In this study, treatment with corticosteroids prior to infection with the SARS-CoV-2 virus was associated with 1.5 times greater risk of death in patients with thoracic cancer, compared with patients not on corticosteroids, after controlling for a number of other factors.

These findings regarding prior anticoagulant treatment are of interest as well, given published reports of clotting in patients with COVID-19, which have prompted some physicians to recommend anticoagulation prophylaxis in all patients with this disease.

However, there were too few patients for multivariate analysis.

More data will be needed to understand how COVID-19 affects clotting in patients with thoracic cancer.

The type of treatment given specifically for COVID-19 did not appear to affect a patient’s risk of death.

The proportions of patients receiving anticoagulants, antibiotics, antivirals, antifungals, corticosteroids, drugs targeting IL-6, and hydroxychloroquine were the same or similar for patients that recovered and that died.

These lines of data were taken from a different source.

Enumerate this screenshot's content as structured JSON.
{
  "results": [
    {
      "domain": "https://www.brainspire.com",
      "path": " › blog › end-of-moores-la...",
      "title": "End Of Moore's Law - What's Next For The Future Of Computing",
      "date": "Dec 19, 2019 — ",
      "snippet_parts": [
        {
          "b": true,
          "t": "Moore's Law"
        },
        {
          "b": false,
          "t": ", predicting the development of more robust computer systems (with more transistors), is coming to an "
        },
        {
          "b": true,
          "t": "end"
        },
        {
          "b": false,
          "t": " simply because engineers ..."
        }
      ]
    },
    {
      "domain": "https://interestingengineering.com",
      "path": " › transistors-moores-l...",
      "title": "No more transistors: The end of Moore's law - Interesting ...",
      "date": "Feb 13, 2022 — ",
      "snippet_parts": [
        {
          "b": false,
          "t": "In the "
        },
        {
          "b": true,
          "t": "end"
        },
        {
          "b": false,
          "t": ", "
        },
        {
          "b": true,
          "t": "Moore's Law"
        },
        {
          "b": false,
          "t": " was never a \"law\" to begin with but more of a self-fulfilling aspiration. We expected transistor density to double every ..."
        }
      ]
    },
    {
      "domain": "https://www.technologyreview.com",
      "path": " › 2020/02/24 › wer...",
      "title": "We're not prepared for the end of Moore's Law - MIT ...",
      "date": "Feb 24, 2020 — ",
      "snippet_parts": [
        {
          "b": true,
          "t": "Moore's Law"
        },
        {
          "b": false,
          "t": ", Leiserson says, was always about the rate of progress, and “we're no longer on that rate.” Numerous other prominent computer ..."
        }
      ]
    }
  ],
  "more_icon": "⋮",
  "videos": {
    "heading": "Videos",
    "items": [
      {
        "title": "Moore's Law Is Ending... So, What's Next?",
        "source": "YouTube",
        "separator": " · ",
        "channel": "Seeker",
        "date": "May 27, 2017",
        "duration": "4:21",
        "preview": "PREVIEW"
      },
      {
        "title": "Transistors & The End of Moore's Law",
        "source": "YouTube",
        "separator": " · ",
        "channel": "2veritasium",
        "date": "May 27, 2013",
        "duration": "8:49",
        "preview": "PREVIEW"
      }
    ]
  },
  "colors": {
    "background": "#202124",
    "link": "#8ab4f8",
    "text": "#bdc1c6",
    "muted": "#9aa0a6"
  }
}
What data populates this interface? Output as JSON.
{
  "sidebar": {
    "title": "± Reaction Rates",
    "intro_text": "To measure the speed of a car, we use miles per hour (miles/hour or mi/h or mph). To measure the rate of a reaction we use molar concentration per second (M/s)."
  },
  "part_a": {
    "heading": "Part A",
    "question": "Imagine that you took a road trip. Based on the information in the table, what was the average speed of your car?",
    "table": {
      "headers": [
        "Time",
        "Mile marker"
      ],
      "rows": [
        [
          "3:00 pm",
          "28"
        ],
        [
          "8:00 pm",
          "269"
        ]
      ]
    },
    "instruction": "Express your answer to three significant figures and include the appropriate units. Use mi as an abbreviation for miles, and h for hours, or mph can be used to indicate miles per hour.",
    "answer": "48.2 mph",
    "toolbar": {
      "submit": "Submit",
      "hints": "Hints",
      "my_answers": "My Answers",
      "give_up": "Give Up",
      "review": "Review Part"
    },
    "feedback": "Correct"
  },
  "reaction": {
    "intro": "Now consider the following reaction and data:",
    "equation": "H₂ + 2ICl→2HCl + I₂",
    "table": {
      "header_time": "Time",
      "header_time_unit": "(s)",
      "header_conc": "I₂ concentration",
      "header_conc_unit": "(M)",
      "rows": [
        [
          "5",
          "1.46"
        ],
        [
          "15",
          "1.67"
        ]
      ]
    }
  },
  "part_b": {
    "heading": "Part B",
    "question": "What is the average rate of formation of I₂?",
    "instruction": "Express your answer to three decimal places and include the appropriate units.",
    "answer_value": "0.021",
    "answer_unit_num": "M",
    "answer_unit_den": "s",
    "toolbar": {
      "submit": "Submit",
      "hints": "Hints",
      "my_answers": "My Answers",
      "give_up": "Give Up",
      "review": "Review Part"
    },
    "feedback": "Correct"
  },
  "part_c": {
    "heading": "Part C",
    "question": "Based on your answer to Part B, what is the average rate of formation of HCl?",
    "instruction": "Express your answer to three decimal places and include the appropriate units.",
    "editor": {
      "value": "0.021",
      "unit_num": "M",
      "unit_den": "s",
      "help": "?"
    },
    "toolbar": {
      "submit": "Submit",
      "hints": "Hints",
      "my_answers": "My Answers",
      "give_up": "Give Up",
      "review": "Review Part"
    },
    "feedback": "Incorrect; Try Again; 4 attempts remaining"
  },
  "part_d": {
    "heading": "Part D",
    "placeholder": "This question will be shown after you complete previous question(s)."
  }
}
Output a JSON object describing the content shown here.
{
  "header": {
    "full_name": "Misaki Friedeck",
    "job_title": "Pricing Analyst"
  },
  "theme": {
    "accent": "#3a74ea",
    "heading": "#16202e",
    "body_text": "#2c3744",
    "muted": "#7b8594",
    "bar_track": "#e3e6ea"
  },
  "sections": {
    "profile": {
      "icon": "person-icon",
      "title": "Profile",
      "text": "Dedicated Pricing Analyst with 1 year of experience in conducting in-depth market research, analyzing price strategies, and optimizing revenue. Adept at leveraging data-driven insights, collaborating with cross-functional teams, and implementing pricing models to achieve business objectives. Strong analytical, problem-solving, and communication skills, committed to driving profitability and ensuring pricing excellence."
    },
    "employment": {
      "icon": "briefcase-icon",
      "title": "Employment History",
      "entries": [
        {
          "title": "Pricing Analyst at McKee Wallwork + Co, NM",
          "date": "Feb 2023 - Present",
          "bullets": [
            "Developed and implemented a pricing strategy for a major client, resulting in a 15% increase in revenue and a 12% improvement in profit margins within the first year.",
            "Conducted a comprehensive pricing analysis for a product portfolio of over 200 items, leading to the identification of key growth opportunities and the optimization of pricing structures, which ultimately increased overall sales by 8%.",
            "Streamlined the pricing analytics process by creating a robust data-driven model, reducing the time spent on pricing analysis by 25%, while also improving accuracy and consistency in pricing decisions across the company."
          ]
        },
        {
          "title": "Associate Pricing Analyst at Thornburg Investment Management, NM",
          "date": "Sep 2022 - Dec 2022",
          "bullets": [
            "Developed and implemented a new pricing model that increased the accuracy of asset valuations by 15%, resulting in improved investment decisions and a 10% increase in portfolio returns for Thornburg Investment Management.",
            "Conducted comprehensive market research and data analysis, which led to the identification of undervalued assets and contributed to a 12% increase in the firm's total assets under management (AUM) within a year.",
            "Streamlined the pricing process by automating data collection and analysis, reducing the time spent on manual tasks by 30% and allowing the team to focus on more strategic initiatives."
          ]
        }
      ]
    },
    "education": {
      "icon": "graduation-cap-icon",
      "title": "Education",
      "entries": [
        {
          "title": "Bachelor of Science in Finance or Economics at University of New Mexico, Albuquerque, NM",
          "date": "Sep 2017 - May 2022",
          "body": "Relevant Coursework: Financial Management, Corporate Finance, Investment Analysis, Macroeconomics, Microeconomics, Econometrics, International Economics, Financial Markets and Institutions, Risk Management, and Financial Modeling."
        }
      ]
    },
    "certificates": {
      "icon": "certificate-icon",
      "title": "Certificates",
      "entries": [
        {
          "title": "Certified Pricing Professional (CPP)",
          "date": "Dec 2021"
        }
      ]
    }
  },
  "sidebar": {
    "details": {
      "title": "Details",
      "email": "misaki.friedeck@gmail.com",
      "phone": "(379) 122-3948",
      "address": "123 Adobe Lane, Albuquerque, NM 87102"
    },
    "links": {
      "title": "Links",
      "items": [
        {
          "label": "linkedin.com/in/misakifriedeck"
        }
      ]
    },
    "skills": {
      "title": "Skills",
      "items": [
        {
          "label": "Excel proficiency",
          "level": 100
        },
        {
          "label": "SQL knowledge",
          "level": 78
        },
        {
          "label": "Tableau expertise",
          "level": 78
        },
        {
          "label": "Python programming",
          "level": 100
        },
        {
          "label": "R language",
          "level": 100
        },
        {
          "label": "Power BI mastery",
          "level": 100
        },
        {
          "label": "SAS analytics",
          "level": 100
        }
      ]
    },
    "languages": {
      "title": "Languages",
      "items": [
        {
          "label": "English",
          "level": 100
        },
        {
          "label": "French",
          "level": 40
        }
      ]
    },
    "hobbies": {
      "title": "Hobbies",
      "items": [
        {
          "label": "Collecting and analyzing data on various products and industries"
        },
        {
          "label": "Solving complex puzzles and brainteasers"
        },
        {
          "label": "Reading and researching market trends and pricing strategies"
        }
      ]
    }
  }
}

For example, 27% of patients that recovered received antibiotics vs 27% that died, for anticoagulants it was 24% vs 23%, for steroids it was 10% vs 16%, and for hydroxychloroquine it was 23% vs 19%.

As more data is collected, findings from the registry are intended to provide insights into the management of both thoracic cancer and COVID-19 in patients with both diseases.

Data collection is ongoing, and additional analyses are planned to examine patient and provider perceptions of the impact of COVID-19 on cancer care.